The retrospective character of this study imposed some limitations. Missing data may have weakened the statistical analysis. The duration of follow-up was different among the study subjects and many did not develop gonadotropin-dependent puberty and/or reach FH because they were still young, died or lost follow-up at the time of the study. Additionally, BA radiographies were not reviewed in a blinded fashion by a single reader, since many of the images were unavailable.
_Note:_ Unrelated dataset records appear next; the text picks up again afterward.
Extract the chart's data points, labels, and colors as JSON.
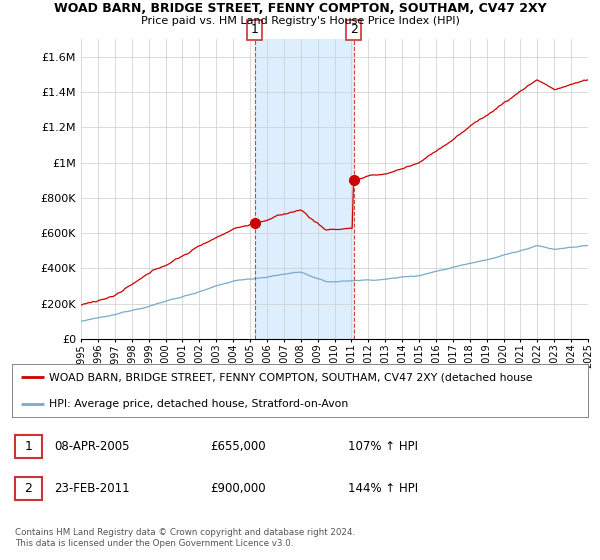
{
  "title": "WOAD BARN, BRIDGE STREET, FENNY COMPTON, SOUTHAM, CV47 2XY",
  "subtitle": "Price paid vs. HM Land Registry's House Price Index (HPI)",
  "background_color": "#ffffff",
  "plot_bg_color": "#ffffff",
  "grid_color": "#cccccc",
  "ylim": [
    0,
    1700000
  ],
  "yticks": [
    0,
    200000,
    400000,
    600000,
    800000,
    1000000,
    1200000,
    1400000,
    1600000
  ],
  "ytick_labels": [
    "£0",
    "£200K",
    "£400K",
    "£600K",
    "£800K",
    "£1M",
    "£1.2M",
    "£1.4M",
    "£1.6M"
  ],
  "year_start": 1995,
  "year_end": 2025,
  "t1_year": 2005.27,
  "t1_price": 655000,
  "t1_date": "08-APR-2005",
  "t1_hpi": "107%",
  "t2_year": 2011.13,
  "t2_price": 900000,
  "t2_date": "23-FEB-2011",
  "t2_hpi": "144%",
  "legend_line1": "WOAD BARN, BRIDGE STREET, FENNY COMPTON, SOUTHAM, CV47 2XY (detached house",
  "legend_line2": "HPI: Average price, detached house, Stratford-on-Avon",
  "footer": "Contains HM Land Registry data © Crown copyright and database right 2024.\nThis data is licensed under the Open Government Licence v3.0.",
  "red_color": "#cc0000",
  "blue_color": "#7aaacc",
  "vline_color": "#cc4444",
  "shade_color": "#ddeeff"
}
However, to our knowledge, this is the largest cohort of ACT patients from a single center evaluated for pubertal and FH outcomes.
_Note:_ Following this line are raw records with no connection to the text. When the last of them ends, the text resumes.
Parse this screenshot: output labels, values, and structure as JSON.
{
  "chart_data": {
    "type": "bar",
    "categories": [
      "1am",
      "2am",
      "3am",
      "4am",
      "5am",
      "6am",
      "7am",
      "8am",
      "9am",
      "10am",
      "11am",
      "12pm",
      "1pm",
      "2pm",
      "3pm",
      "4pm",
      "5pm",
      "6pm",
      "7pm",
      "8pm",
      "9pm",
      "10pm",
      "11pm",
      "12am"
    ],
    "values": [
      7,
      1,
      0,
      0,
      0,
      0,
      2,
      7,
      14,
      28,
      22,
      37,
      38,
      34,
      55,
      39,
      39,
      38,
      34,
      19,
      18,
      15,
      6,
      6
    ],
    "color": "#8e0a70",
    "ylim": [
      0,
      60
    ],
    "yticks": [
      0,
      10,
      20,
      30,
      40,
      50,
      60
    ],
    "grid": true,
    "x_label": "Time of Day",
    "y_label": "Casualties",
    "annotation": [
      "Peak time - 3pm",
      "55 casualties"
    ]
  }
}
In conclusion, this study clearly shows that gonadotropin-dependent pubertal disorders are more common than previously expected in patients with childhood virilizing ACTs. Additionally, it confirms that FH is usually not impaired, reiterating the good prognosis for FH in these patients. At last, it reinforces the importance of close and prolonged endocrinology follow-up after surgery, not only to detect ACT-related complications, but also to promptly identify and treat consequences of early exposure to androgen excess.
Declaration of interest
The authors declare that there is no conflict of interest that could be perceived as prejudicing the impartiality of the research reported.
Funding
This work was supported by FAPESP (Sao Paulo State Research Agency; Grants #2015/19663-5 and #2014/03989-6). M.F.S. and C.B.M. are recipients of research fellowships from CAPES and FAPESP – Brazil, respectively.
Acknowledgments
The authors are grateful to all medical, health care, laboratory and administrative personnel who were involved in the care of these patients over the last four decades in our institution. In addition, they thank all patients and their families for their trust in our service. They dedicate this work to Professor Romulo Sandrini (Federal University of Parana), whose work with pediatric ACT patients has been an inspiration. In addition, they dedicate this work to the memory of Professor Jose T. Veríssimo, who first diagnosed and treated pediatric ACT patients in our institution in the early 1960s.